There was no question that we wanted more of everything: more hops, more body, more alcohol and above all more beer. When we were offered a great opportunity to get a large stock of Galaxy hops, everything started to accelerate for us and we started brewing.
Brewing
At the end of November it was time to convert the knowledge gained from a few test batches into a large batch.
An impression of our brewing day:
About Backyard DIPA
Backyard DIPA is an uncompromising, hazy New England Style Double India Pale Ale, intensely double dry hopped with three of our favorite hop varieties: Galaxy, Mosaic and Citra. The beer is fermented with one of the best yeast strains for IPAs we know (Vermont Ale).

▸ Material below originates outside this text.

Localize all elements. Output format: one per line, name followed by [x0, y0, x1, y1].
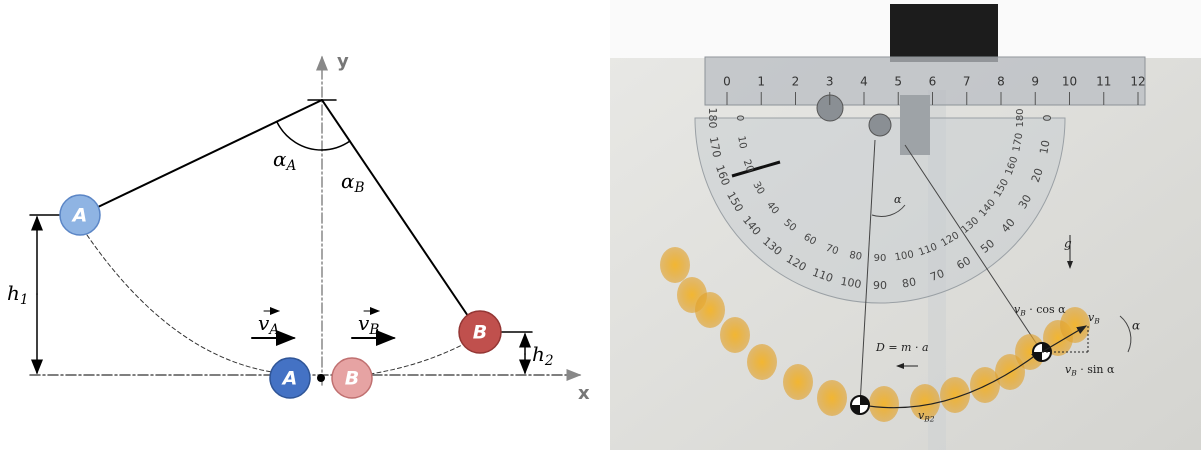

With flavor notes of pineapple, stone and citrus fruit, complemented with a juicy and creamy mouthfeel, this beer is everything the true hop heads want from a New England Style DIPA. Backyard DIPA is, as mentioned, the natural successor to our first release Just a Backyard IPA and can be seen as an evolution towards DIPA from the beer that started everything for us. And after the success of previous releases, we have now brewed more beer than ever.
Yes we can!
For the first time we have canned a beer. The advantages (light and airtight) and the appearance (cans are awesome) have been the deciding factor for us to do this now. Canning is completely in line with our philosophy of not making concessions to what we find so beautiful in beer.